Family Breakdown and Schools
Teachers have long complained that too little attention is given to the importance of parental involvement in educating children. Until a few years ago, their lament was written off as making excuses. But then David Whitman wrote Sweating the Small Stuff: Inner-City Schools and the New Paternalism (The Thomas B. Fordham Institute, 2008). He described how a paternalistic ethos can help even the most disadvantaged students achieve academically ("The Disappearing Family Problem," The Weekly Standard, Nov. 26).
What this means essentially is making schools surrogate parents. The trouble is that the values some parents want to inculcate in their children may not be the ones shared by other parents. That's why private and religious schools have a tremendous advantage over traditional public schools. Parents who choose the former know exactly beforehand what values will be taught. Public schools have no such freedom. They are prevented by law from bringing religious values into the classroom. The best they can do in teaching values is to make them as neutral as possible. For example, I think few parents would object to schools teaching about honesty, fairness and respect.
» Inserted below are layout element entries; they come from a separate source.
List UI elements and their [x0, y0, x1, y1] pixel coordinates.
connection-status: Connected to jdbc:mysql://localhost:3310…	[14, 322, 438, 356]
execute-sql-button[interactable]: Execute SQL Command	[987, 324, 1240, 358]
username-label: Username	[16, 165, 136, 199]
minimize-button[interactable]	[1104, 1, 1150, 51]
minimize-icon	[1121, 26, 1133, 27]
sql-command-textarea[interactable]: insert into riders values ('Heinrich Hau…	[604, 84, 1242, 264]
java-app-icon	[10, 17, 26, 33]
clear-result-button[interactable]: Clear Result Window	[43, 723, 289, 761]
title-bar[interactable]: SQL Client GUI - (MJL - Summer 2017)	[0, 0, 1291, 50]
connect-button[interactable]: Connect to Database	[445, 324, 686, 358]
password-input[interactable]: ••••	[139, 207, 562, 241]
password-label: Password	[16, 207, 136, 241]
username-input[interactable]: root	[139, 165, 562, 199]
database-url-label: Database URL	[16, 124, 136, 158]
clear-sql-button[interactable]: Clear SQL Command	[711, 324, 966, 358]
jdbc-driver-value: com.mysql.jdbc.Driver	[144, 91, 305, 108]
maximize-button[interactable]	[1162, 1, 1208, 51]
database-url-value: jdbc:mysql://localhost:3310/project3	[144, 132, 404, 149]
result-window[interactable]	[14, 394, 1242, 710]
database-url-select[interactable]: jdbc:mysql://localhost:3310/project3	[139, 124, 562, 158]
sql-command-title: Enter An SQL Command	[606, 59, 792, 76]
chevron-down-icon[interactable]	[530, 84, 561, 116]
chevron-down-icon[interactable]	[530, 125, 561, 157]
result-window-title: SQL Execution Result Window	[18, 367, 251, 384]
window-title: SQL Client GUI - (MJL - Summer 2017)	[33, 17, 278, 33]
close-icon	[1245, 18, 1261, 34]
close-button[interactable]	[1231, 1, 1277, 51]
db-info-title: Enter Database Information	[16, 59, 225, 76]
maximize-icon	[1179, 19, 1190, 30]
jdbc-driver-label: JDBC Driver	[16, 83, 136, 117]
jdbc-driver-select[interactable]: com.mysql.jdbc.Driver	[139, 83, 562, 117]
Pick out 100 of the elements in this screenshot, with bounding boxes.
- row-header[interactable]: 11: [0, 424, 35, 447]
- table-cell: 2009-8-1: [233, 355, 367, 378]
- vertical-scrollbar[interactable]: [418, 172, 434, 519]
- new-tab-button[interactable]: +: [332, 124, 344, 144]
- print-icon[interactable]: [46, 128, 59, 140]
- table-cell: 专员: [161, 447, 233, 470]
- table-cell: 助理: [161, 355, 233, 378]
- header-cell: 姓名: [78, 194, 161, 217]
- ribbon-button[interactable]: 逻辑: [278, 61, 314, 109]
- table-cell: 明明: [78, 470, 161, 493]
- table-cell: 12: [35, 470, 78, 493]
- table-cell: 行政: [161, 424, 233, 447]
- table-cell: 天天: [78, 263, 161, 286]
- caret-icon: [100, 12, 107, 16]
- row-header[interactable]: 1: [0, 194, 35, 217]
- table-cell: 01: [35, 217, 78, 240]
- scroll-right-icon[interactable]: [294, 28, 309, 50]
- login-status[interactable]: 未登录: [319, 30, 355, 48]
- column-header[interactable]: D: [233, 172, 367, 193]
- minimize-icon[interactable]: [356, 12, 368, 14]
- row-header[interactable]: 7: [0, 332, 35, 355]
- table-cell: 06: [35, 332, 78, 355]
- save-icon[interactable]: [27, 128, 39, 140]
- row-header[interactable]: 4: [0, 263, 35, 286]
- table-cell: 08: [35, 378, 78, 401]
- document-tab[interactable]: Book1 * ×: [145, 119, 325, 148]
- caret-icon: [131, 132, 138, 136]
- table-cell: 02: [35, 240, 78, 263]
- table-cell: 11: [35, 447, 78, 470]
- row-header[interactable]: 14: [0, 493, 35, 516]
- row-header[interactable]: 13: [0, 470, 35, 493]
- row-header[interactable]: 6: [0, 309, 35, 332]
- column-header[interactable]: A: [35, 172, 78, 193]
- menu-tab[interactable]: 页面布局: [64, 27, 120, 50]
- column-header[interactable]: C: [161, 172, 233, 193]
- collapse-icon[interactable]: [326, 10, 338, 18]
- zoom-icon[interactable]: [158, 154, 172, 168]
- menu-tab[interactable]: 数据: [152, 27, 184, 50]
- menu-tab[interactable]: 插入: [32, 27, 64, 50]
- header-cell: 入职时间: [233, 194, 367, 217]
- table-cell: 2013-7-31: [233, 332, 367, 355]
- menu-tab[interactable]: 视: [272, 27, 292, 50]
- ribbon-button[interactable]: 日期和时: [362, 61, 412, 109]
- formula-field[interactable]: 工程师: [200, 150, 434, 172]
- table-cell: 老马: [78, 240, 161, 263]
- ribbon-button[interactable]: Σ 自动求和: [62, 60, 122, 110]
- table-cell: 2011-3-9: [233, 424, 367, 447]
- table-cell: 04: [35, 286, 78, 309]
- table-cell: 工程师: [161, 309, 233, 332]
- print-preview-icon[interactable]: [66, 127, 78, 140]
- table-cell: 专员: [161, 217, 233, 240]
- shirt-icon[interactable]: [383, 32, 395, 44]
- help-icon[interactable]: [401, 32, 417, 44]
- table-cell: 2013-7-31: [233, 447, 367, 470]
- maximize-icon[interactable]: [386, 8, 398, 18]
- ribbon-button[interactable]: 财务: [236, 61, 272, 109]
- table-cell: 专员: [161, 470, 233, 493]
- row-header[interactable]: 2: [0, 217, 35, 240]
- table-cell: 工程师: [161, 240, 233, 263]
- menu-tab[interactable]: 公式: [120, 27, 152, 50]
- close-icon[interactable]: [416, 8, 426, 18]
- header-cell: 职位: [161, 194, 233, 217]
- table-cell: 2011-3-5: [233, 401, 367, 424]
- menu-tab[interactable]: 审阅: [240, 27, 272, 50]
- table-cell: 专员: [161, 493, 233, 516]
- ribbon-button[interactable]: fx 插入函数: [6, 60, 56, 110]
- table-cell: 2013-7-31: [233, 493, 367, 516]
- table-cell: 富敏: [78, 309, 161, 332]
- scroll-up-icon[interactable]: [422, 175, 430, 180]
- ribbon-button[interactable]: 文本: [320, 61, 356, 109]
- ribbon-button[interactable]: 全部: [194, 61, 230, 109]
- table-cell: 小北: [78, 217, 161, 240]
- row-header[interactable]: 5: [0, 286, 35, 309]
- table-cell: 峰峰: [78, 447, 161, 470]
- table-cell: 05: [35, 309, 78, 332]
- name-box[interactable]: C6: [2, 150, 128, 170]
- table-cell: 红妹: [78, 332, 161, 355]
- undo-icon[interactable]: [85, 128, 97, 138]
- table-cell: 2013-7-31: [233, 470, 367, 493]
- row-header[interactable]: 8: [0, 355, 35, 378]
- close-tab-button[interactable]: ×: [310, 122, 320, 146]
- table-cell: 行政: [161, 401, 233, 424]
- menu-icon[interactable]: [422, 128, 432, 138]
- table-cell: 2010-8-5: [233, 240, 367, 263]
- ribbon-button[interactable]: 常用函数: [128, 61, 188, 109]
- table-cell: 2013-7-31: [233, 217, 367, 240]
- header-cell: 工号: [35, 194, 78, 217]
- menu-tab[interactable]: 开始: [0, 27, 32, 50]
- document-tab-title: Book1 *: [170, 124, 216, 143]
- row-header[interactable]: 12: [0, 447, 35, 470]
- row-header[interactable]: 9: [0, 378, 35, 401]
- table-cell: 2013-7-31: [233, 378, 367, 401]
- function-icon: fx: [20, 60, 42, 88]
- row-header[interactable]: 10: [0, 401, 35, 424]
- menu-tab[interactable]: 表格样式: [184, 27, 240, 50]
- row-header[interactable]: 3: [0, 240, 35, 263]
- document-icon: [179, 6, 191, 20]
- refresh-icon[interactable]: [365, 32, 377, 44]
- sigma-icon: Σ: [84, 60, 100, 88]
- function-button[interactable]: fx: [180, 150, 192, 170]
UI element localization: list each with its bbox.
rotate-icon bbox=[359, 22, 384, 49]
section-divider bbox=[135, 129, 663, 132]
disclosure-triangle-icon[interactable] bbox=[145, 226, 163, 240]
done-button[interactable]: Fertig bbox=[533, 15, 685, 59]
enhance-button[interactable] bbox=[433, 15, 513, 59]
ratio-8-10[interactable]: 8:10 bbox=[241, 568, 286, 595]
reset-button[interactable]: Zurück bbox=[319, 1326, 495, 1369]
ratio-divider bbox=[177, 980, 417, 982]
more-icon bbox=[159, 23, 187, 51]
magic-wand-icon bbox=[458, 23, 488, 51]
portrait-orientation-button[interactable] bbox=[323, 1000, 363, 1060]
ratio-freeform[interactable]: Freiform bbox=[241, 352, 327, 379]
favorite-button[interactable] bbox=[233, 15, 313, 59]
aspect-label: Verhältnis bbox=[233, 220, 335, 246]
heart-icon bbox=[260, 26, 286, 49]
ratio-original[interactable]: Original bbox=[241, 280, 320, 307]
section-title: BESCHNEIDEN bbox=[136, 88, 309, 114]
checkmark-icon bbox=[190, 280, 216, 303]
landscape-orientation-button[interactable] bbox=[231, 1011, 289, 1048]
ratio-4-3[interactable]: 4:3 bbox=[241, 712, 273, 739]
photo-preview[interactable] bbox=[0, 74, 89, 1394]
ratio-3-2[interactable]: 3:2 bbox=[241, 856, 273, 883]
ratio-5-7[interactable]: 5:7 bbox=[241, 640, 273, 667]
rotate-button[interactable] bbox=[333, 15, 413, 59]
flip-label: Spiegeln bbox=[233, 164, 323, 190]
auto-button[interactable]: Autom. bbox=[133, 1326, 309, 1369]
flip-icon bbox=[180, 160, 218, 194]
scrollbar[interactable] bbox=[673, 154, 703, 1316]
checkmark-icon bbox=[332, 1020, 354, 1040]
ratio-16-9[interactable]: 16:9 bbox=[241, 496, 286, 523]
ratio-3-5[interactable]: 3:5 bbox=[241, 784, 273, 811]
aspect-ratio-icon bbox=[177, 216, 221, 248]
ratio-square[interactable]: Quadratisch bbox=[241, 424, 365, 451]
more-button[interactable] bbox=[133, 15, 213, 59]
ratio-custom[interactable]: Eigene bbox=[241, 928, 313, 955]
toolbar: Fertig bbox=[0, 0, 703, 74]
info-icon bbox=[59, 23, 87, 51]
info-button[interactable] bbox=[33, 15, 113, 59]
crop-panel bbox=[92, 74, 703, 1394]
But beyond these (and a few similar ones), public school teachers would be on shaky ground.
Therefore, perhaps the best way for public schools to act paternalistically without running the risk of offending parents is to provide wraparound services, such as after-school programs, health care and classes for expectant parents. The Harlem Children's Zone serves as a model in this regard. Although the jury is still out, its cradle-to-college approach has produced impressive results to date. Yet it's important to remember that the HCZ gets substantial financial support from Wall Street philanthropists. As a result, it's hard to know if traditional public schools can ever hope to match the HCZ's accomplishments. Nevertheless, I think that paternalism offers the most promising way for public schools to serve the neediest students.